# ANTS/ARENA/FRAMEBOXX. Which is good?



## mani.1984 (Dec 21, 2008)

I have completed BE(Computer Science) & I am in IT industry since 2 years. Now I have decided to pursue career in Animation since I have passion for drawing and painting & I wanted to do animation since long time.

I enquired the course & fee structure details in ANTS,ARENA & FRAMEBOXX. Which one is better out of these 3? FRAMEBOXX is bit costly than the other 2.

What minimum salary can I expect if i do 1-1.5 years course ( 3D ).  Currently I am getting 25k/month.


----------



## Deleted member 26636 (Dec 21, 2008)

well....animation...the big question..i'll tell you no matter what the duration of the course is you'll start with no more than 15k..& thats the max(I am currently a student at MAAC, andheri-w,mumbai)...as for a 1.5 yrs course..thats the worst..join a shorter course..it'll make no difference.

if you really want to learn animation in india, then join frameboxx, it has some good specialisation programmes. MAAC is decent but courses at frameboxx are more industry oriented. MAAC is well known only because it is old. Frameboxx opened only at the begining of this year but its courses are better. And the fact is frameboxx is opened by senior technical staff from MAAC.many old & experienced faculty members are its founder. Believe me it will guide you well. But the most important thing you should do is go to the institutes & talk to students & not the management staff.if you can, check out student works of the institutes.
Since you've completed your graduation, i advise you to join a shorter 6months-1yr course that has 1 or 2 softwares.theres no use learning all the softwares that these institutes teach because in the end you'll have to specialise in one single department and prepare a portfolio/showreel that showcases your best work in that particular department.during interview,the animation studios will ask you questions from your field & wont even ask you how many softwares you know.try to choose a course that has- basic sketching/drawing, photoshop, maya(it is preferred over max in studios) & any one compositing/editing software like after effects.the combination of these softwares will effectively guide you through the world of animation/visual effects & will be enough for you to prepare your showreel.the industry demands a master of one & not a jack of all trades.
Remember to talk to students.you can also visit tasi.com for more info.
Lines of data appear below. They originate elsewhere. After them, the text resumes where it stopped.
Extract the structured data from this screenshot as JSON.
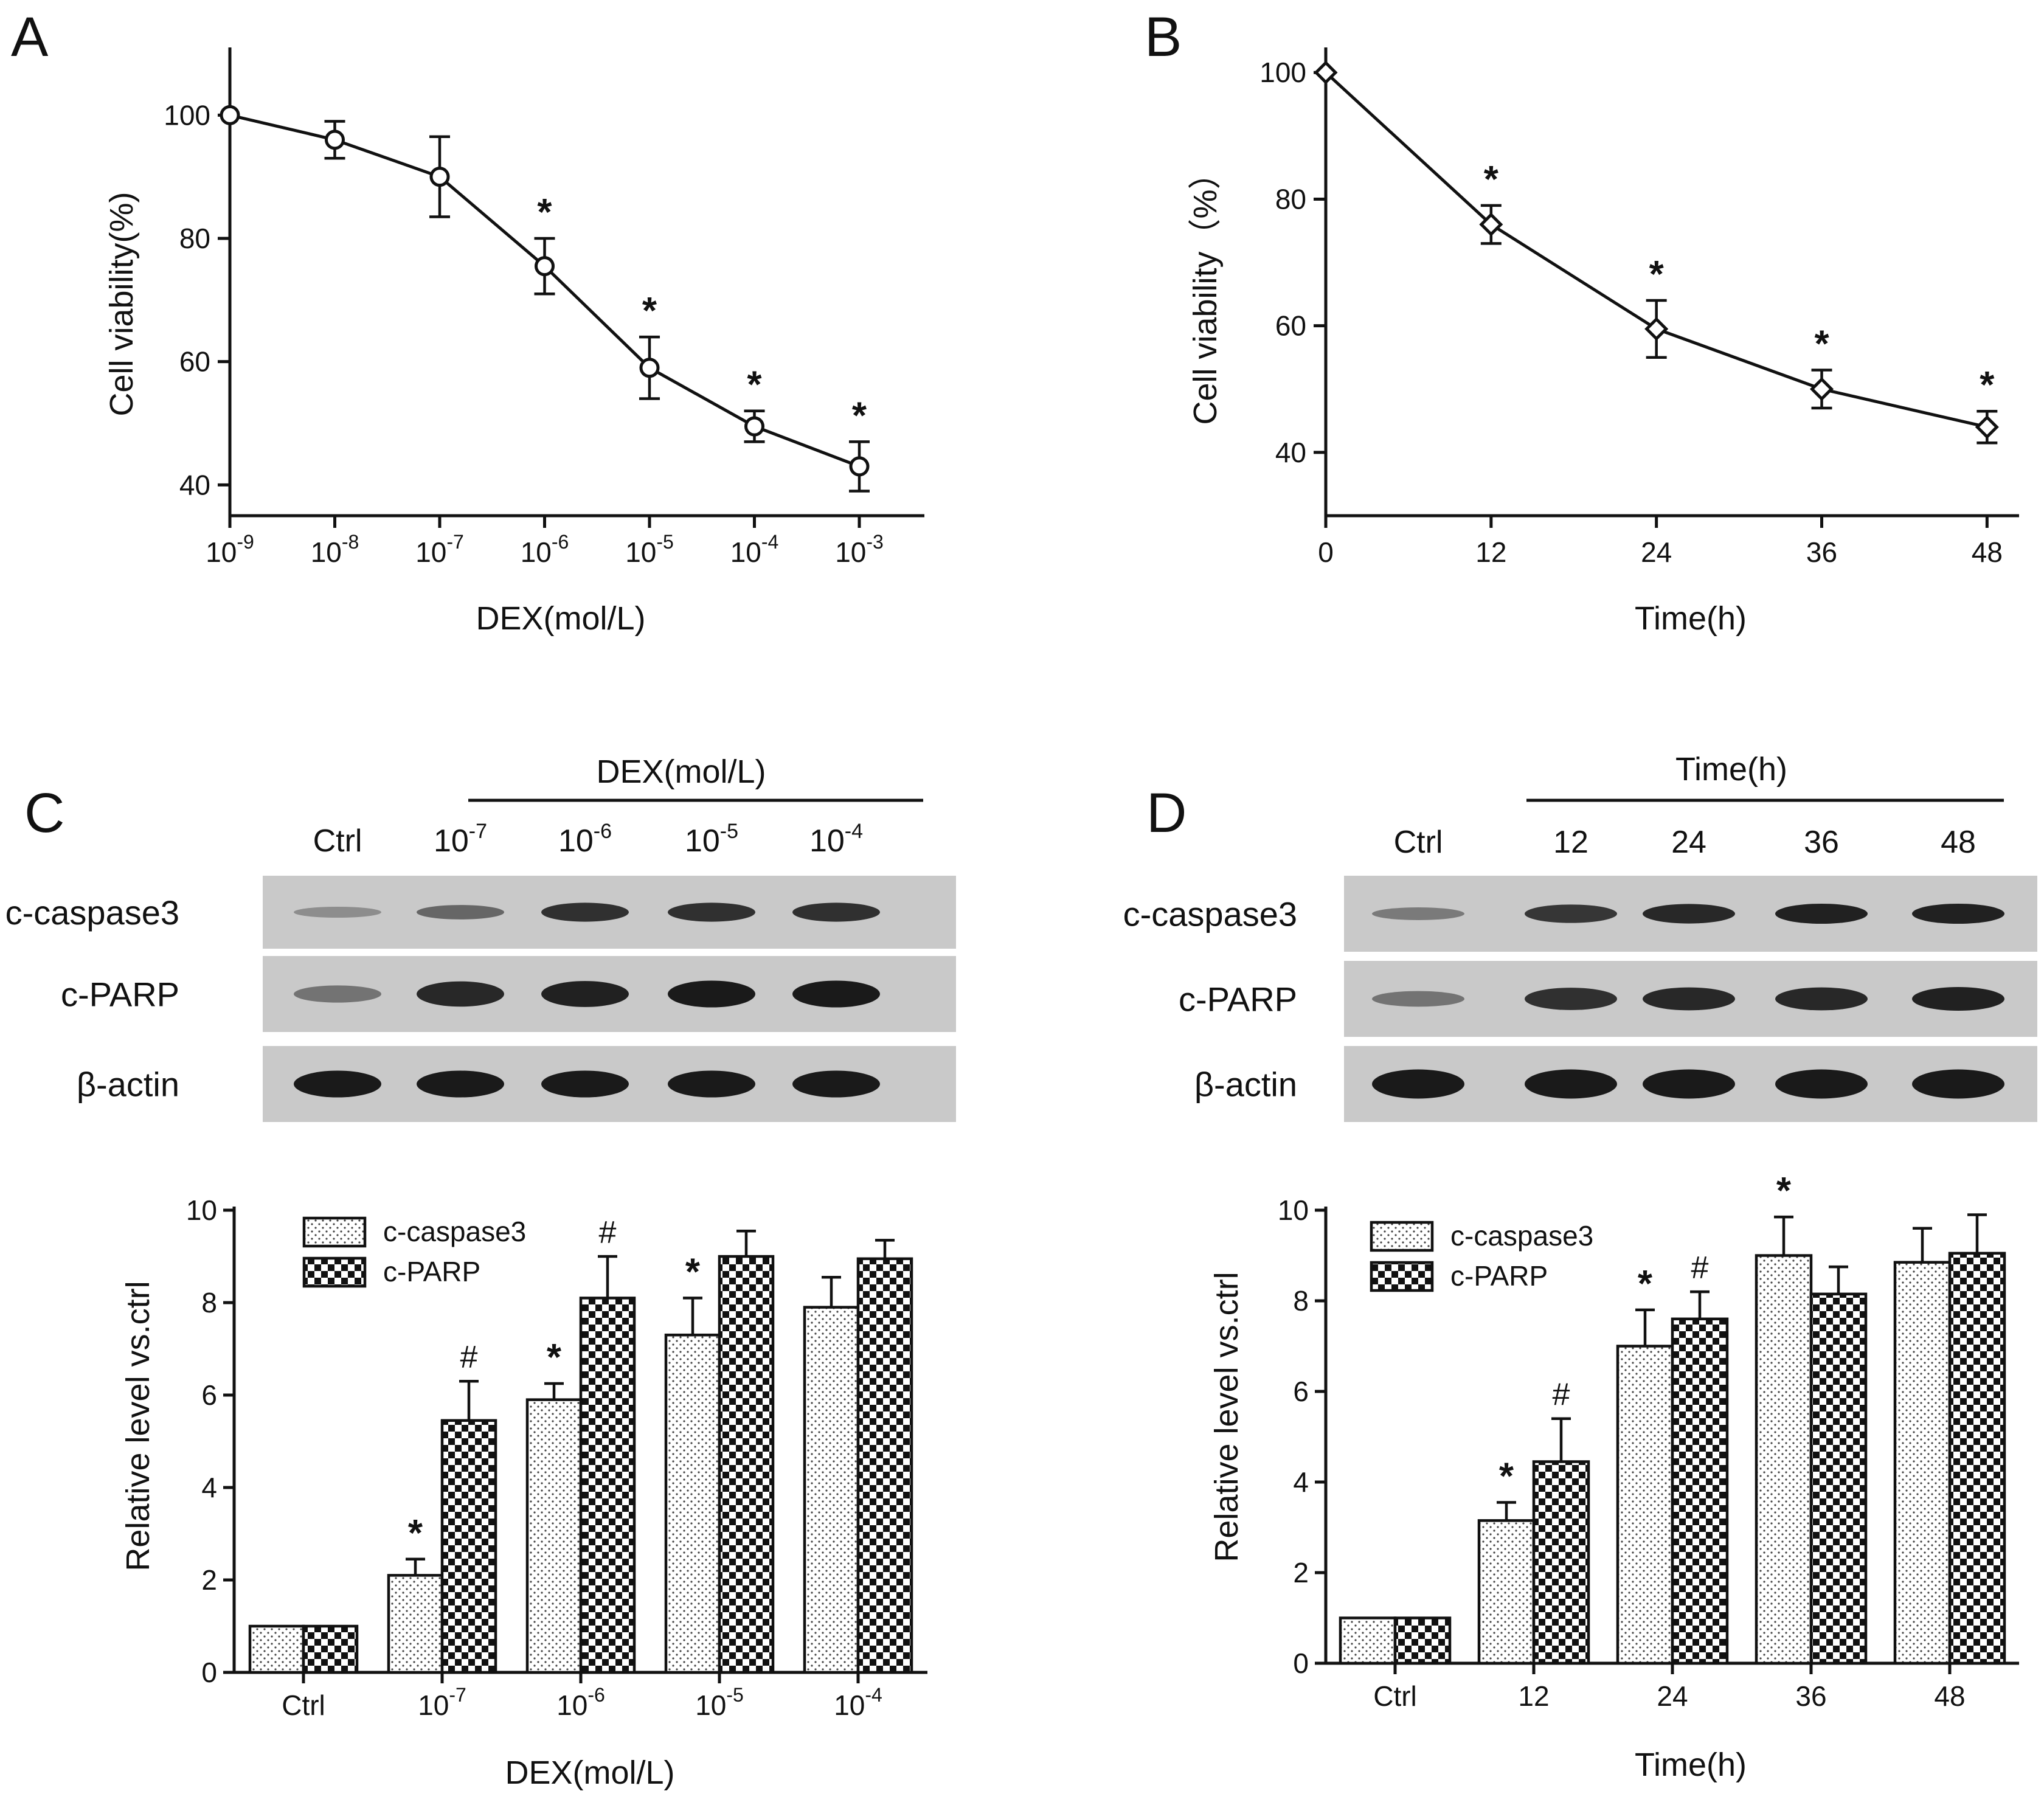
{
  "panels": {
    "A": {
      "letter": "A",
      "xlabel": "DEX(mol/L)",
      "ylabel": "Cell viability(%)",
      "x_ticks": [
        {
          "base": "10",
          "exp": "-9"
        },
        {
          "base": "10",
          "exp": "-8"
        },
        {
          "base": "10",
          "exp": "-7"
        },
        {
          "base": "10",
          "exp": "-6"
        },
        {
          "base": "10",
          "exp": "-5"
        },
        {
          "base": "10",
          "exp": "-4"
        },
        {
          "base": "10",
          "exp": "-3"
        }
      ],
      "y_ticks": [
        "40",
        "60",
        "80",
        "100"
      ]
    },
    "B": {
      "letter": "B",
      "xlabel": "Time(h)",
      "ylabel": "Cell viability（%）",
      "x_ticks": [
        "0",
        "12",
        "24",
        "36",
        "48"
      ],
      "y_ticks": [
        "40",
        "60",
        "80",
        "100"
      ]
    },
    "C": {
      "letter": "C",
      "blot_header": "DEX(mol/L)",
      "blot_lanes": [
        {
          "base": "Ctrl",
          "exp": ""
        },
        {
          "base": "10",
          "exp": "-7"
        },
        {
          "base": "10",
          "exp": "-6"
        },
        {
          "base": "10",
          "exp": "-5"
        },
        {
          "base": "10",
          "exp": "-4"
        }
      ],
      "blot_rows": [
        "c-caspase3",
        "c-PARP",
        "β-actin"
      ],
      "xlabel": "DEX(mol/L)",
      "ylabel": "Relative  level  vs.ctrl",
      "x_ticks": [
        {
          "base": "Ctrl",
          "exp": ""
        },
        {
          "base": "10",
          "exp": "-7"
        },
        {
          "base": "10",
          "exp": "-6"
        },
        {
          "base": "10",
          "exp": "-5"
        },
        {
          "base": "10",
          "exp": "-4"
        }
      ],
      "y_ticks": [
        "0",
        "2",
        "4",
        "6",
        "8",
        "10"
      ],
      "legend": [
        "c-caspase3",
        "c-PARP"
      ]
    },
    "D": {
      "letter": "D",
      "blot_header": "Time(h)",
      "blot_lanes": [
        "Ctrl",
        "12",
        "24",
        "36",
        "48"
      ],
      "blot_rows": [
        "c-caspase3",
        "c-PARP",
        "β-actin"
      ],
      "xlabel": "Time(h)",
      "ylabel": "Relative  level  vs.ctrl",
      "x_ticks": [
        "Ctrl",
        "12",
        "24",
        "36",
        "48"
      ],
      "y_ticks": [
        "0",
        "2",
        "4",
        "6",
        "8",
        "10"
      ],
      "legend": [
        "c-caspase3",
        "c-PARP"
      ]
    }
  },
  "colors": {
    "ink": "#111111",
    "blot_background": "#c9c9c9",
    "band": "#1a1a1a",
    "background": "#ffffff"
  },
  "chart_data": [
    {
      "id": "A",
      "type": "line",
      "title": "",
      "xlabel": "DEX(mol/L)",
      "ylabel": "Cell viability(%)",
      "x_scale": "log10",
      "x": [
        "1e-9",
        "1e-8",
        "1e-7",
        "1e-6",
        "1e-5",
        "1e-4",
        "1e-3"
      ],
      "values": [
        100,
        96,
        90,
        75.5,
        59,
        49.5,
        43
      ],
      "errors": [
        0,
        3,
        6.5,
        4.5,
        5,
        2.5,
        4
      ],
      "significance": [
        "",
        "",
        "",
        "*",
        "*",
        "*",
        "*"
      ],
      "marker": "circle",
      "ylim": [
        35,
        110
      ],
      "y_tick_values": [
        40,
        60,
        80,
        100
      ]
    },
    {
      "id": "B",
      "type": "line",
      "title": "",
      "xlabel": "Time(h)",
      "ylabel": "Cell viability（%）",
      "x": [
        0,
        12,
        24,
        36,
        48
      ],
      "values": [
        100,
        76,
        59.5,
        50,
        44
      ],
      "errors": [
        0,
        3,
        4.5,
        3,
        2.5
      ],
      "significance": [
        "",
        "*",
        "*",
        "*",
        "*"
      ],
      "marker": "diamond",
      "xlim": [
        0,
        49
      ],
      "ylim": [
        30,
        103
      ],
      "y_tick_values": [
        40,
        60,
        80,
        100
      ]
    },
    {
      "id": "C",
      "type": "bar",
      "title": "",
      "xlabel": "DEX(mol/L)",
      "ylabel": "Relative  level  vs.ctrl",
      "categories": [
        "Ctrl",
        "10-7",
        "10-6",
        "10-5",
        "10-4"
      ],
      "series": [
        {
          "name": "c-caspase3",
          "values": [
            1,
            2.1,
            5.9,
            7.3,
            7.9
          ],
          "errors": [
            0,
            0.35,
            0.35,
            0.8,
            0.65
          ],
          "significance": [
            "",
            "*",
            "*",
            "*",
            ""
          ],
          "pattern": "dots"
        },
        {
          "name": "c-PARP",
          "values": [
            1,
            5.45,
            8.1,
            9.0,
            8.95
          ],
          "errors": [
            0,
            0.85,
            0.9,
            0.55,
            0.4
          ],
          "significance": [
            "",
            "#",
            "#",
            "",
            ""
          ],
          "pattern": "checker"
        }
      ],
      "ylim": [
        0,
        10
      ],
      "y_tick_values": [
        0,
        2,
        4,
        6,
        8,
        10
      ],
      "legend_position": "top-left"
    },
    {
      "id": "D",
      "type": "bar",
      "title": "",
      "xlabel": "Time(h)",
      "ylabel": "Relative  level  vs.ctrl",
      "categories": [
        "Ctrl",
        "12",
        "24",
        "36",
        "48"
      ],
      "series": [
        {
          "name": "c-caspase3",
          "values": [
            1,
            3.15,
            7.0,
            9.0,
            8.85
          ],
          "errors": [
            0,
            0.4,
            0.8,
            0.85,
            0.75
          ],
          "significance": [
            "",
            "*",
            "*",
            "*",
            ""
          ],
          "pattern": "dots"
        },
        {
          "name": "c-PARP",
          "values": [
            1,
            4.45,
            7.6,
            8.15,
            9.05
          ],
          "errors": [
            0,
            0.95,
            0.6,
            0.6,
            0.85
          ],
          "significance": [
            "",
            "#",
            "#",
            "",
            ""
          ],
          "pattern": "checker"
        }
      ],
      "ylim": [
        0,
        10
      ],
      "y_tick_values": [
        0,
        2,
        4,
        6,
        8,
        10
      ],
      "legend_position": "top-left"
    }
  ]
}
one word of caution..animation in india is yet to reach a mature stage both in terms of training & production..the institutes here do not employ well trained faculties..you will be better off joining a foreign institute than one in india..

check this thread- *www.thinkdigit.com/forum/showthread.php?p=1019946#post1019946

BTW, you did your b.tech in comp.sc? wow,that was always my dream..to be a developer...sadly it didn't happen. anyway be very careful before changing lanes, you might regret it.


----------



## mani.1984 (Dec 22, 2008)

Thanks "767hsm.221bx " for your reply. I did visit Frameboxx & I was impressed with the institute & the courses but its bit costlier. Do you have any idea that which course is better for me? I will be taking Redboxx course but there are 3 types under that. RedBox1(15 months),RB2(20 months) & RB3(12 months). Please visit "*www.frameboxx.in/redboxx_d.cfm" if you need the course details & give me your suggestions. I was told to take RB1(15 months)


----------



## Deleted member 26636 (Dec 22, 2008)

i am not a student of frameboxx so cannot give you a review of their courses..from what i understand..the redboxx 1 course provides for specialisation which is what exactly is needed..BTW, if you are on orkut search for a frameboxx community & talk to its members..they will tell you openly everything about the institute & the course, when i first joined MAAC earlier in jan this year, i didnot know much about the course or specialisation, industry patterns, stuff like that. so i got cheated into joining an worthless long  term course,but after talking a lot to former students & passouts i have finally managed to shorten the duration. so i advise you to talk with the students of the institute before joining it...frameboxx has built a good reputation in a very short time, but only students can tell you how good it is.


----------